Conversei com soldados em serviço. Um deles, Yegor, da unidade de drones da 93ª Brigada, me disse que "as pessoas que viram com seus próprios olhos o que a guerra realmente é, não na TV, mas de verdade, estão prontas para parar e fazer um acordo, porque estão cansadas de perder seus amigos, seus conhecidos. E estão cansadas de se surpreender por ainda estarem vivas. Aqueles que dizem o contrário não sabem o que é guerra. É fácil dizer vamos lá, avancem, para a batalha, se você estiver apenas assistindo a tudo na tela. Claro que haverá muitas pessoas gritando que temos que seguir para a vitória, para as fronteiras de 1991. Mas os soldados reais nas trincheiras estão prontos para parar e fazer um acordo. Ainda assim, ninguém quer ouvir isso."

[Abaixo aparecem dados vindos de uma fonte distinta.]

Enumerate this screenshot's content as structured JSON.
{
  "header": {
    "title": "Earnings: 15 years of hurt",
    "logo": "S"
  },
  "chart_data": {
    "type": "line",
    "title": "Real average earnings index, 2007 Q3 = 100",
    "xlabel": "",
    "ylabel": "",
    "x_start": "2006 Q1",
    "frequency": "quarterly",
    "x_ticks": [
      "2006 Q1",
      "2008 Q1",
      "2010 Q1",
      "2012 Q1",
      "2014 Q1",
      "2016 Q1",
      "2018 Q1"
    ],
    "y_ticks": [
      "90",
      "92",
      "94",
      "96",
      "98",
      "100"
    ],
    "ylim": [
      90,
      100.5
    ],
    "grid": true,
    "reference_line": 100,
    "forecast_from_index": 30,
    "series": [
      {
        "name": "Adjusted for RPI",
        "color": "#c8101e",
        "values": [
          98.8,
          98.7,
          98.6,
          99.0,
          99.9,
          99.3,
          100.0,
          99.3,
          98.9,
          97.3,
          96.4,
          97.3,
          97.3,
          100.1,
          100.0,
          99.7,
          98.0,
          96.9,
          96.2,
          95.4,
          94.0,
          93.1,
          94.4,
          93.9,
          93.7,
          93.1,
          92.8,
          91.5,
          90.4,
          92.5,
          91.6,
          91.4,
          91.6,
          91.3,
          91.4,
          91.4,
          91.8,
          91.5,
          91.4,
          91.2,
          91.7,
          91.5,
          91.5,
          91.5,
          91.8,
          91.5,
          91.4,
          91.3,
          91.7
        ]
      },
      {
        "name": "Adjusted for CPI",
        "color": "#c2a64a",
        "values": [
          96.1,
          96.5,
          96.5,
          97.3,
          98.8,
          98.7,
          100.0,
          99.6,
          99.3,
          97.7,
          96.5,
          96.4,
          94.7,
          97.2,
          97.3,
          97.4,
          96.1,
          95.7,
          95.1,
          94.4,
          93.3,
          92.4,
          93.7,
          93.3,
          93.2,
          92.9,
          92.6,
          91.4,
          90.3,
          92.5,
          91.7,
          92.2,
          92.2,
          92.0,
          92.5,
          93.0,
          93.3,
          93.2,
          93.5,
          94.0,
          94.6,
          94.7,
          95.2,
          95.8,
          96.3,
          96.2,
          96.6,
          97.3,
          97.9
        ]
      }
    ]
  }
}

Saí de Kharkiv cedo uma manhã, quando ainda estava escuro. As luzes da rua tinham sido desligadas para economizar energia e havia uma leve neblina. Pedi um táxi horas antes do trem chegar porque o medo dos recrutadores havia reduzido drasticamente o número de taxistas de plantão. Kharkiv havia se tornado, como um velho motorista me disse, "uma cidade de dinossauros". Então fiquei surpreso quando um homem na casa dos cinquenta veio me buscar. Ele saiu para me ajudar com a grande bolsa que continha meu colete à prova de balas e, percebendo que ele andava mancando, perguntei se ele era um veterano. Ele era. Ele pisou em uma mina perto de Izyum. Quando estávamos dirigindo pelas ruas úmidas e vazias, ele puxou a perna esquerda da calça para me mostrar sua prótese: ele havia perdido o tornozelo e o joelho.

Seguimos em frente. Eu não queria começar uma nova rodada de perguntas. Pouco antes de chegarmos à estação, ele disse, sem ser solicitado: "Perdi meu filho". Seu filho foi morto em combate no ano passado. Ele estava muito calmo. Acho que ele queria que eu soubesse. Paguei a ele e fui esperar meu trem para o Oeste.